JP Morgan Chase and Wells Fargo Hit By Record Low Mortgage Applications

Two of the nation’s largest mortgage lenders – JP Morgan Chase and Wells Fargo – released their quarterly earnings report on Friday.

The figures of the title? Revenue generated by both banks was hammered by record mortgage interest rates, record levels of mortgage applications and ongoing market volatility. Year after year, the value of new mortgage loans fell nearly 60% for Wells Fargo and 67% for JP Morgan Chase.

  • JP Morgan Chase and Wells Fargo saw significant reductions in their residential loan revenues in the third quarter of 2022.
  • These declines were driven by record-low demand for new mortgages.
  • Mortgage demand, in turn, has been curbed by record interest rates and continued market volatility.

Mortgage earnings are down for both banks

Wells Fargo’s Q3 2022 earnings report indicates that mortgage applications are down sharply from last year. Wells Fargo originated $ 21.5 billion of first residential lien in the third quarter of 2022, a decrease of 36.1% from the second quarter of 2022 and 58.6% from the third quarter of 2021. This contributed to a 52% year-over-year decline in the bank’s residential loan revenues.

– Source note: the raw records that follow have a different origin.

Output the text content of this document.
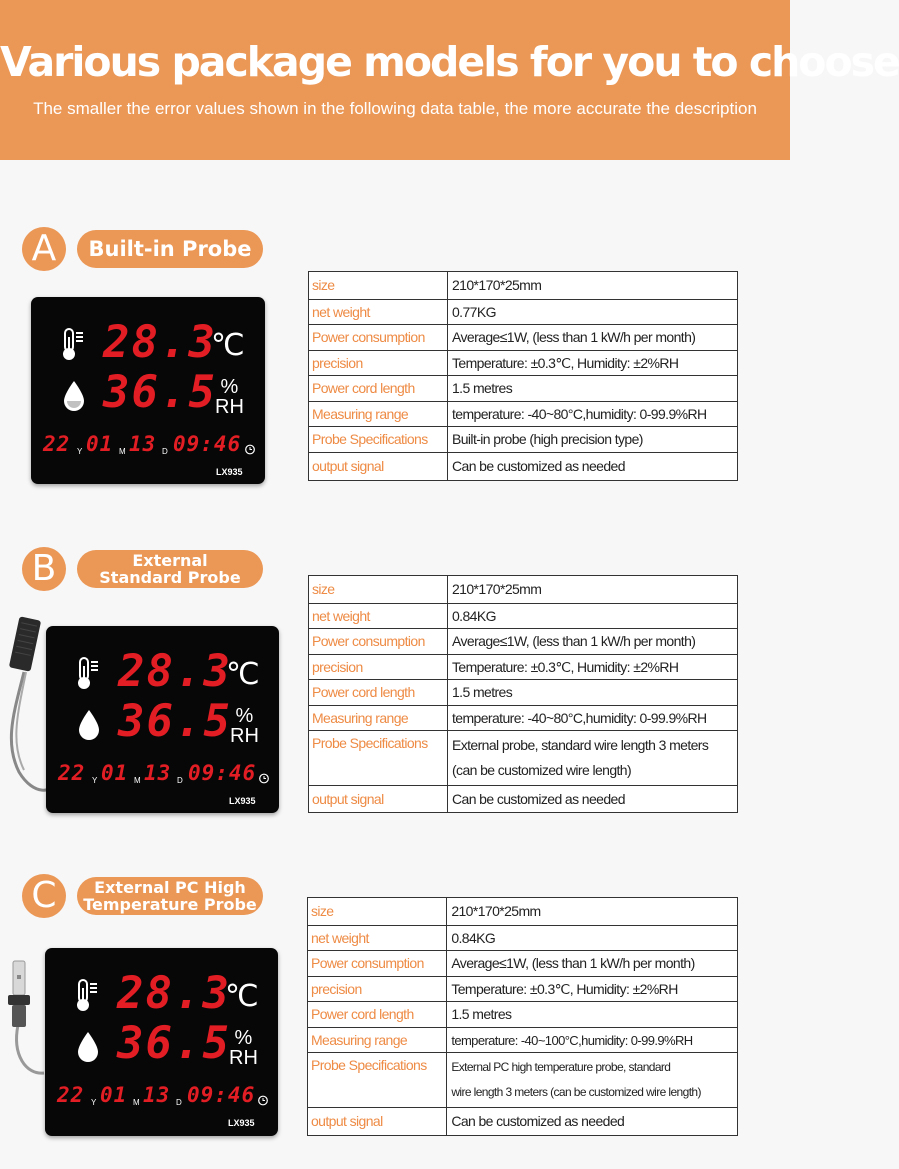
Various package models for you to choose

The smaller the error values shown in the following data table, the more accurate the description

A	Built-in Probe
28.3
℃
36.5 %
RH
22 Y 01 M 13 D 09:46
LX935
size	210*170*25mm
net weight	0.77KG
Power consumption	Average≤1W, (less than 1 kW/h per month)
precision	Temperature: ±0.3℃, Humidity: ±2%RH
Power cord length	1.5 metres
Measuring range	temperature: -40~80°C,humidity: 0-99.9%RH
Probe Specifications	Built-in probe (high precision type)
output signal	Can be customized as needed
B	External
Standard Probe
28.3
℃
36.5 %
RH
22 Y 01 M 13 D 09:46
LX935
size	210*170*25mm
net weight	0.84KG
Power consumption	Average≤1W, (less than 1 kW/h per month)
precision	Temperature: ±0.3℃, Humidity: ±2%RH
Power cord length	1.5 metres
Measuring range	temperature: -40~80°C,humidity: 0-99.9%RH
Probe Specifications	External probe, standard wire length 3 meters
(can be customized wire length)

output signal	Can be customized as needed
C	External PC High
Temperature Probe
28.3
℃
36.5 %
RH
22 Y 01 M 13 D 09:46
LX935
size	210*170*25mm
net weight	0.84KG
Power consumption	Average≤1W, (less than 1 kW/h per month)
precision	Temperature: ±0.3℃, Humidity: ±2%RH
Power cord length	1.5 metres
Measuring range	temperature: -40~100°C,humidity: 0-99.9%RH
Probe Specifications	External PC high temperature probe, standard
wire length 3 meters (can be customized wire length)

output signal	Can be customized as needed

JP Morgan’s third quarter 2022 earnings report paints a similar gloomy picture. Mortgage creation in the third quarter of 2022 was $ 15.2 billion. Compared to the previous quarter, this is a 45.5% drop in the value of new mortgages. Compared to the same quarter last year, earnings fell further, by 67%.

While neither bank makes it into Investopedia’s roundup of top mortgage lenders in 2022, their struggle to attract new mortgage customers is indicative of the market as a whole. According to the Mortgage Bankers Association, interest rates for new mortgages ended the quarter at their highest level since 2007 and drove weekly mortgage applications to a 25-year low.

High interest rates and market volatility have hit the mortgage market

The most immediate reason for the record low demand for new mortgages is simply that interest rates are so high right now. Macroeconomic factors had kept mortgage interest rates at record lows for much of this year, particularly driven by the Federal Reserve’s purchase of billions of dollars of bonds in response to economic pressures from the pandemic. However, record inflation over the past two quarters has prompted the Fed to reverse course and raise the federal discount rate five times this year. These actions have driven mortgage interest rates to a 20-year high in the past few weeks.

However, there are other factors at play. As JPMorgan CEO Jamie Dimon noted, mortgage lenders face a number of challenges. “You have inflation, higher rates, higher mortgage rates, oil, volatility, [and] war, “he said, so a decline in residential loan revenue across the market is” fairly predictable. ”

Despite falling mortgage applications, both banks said their overall financial position remains solid.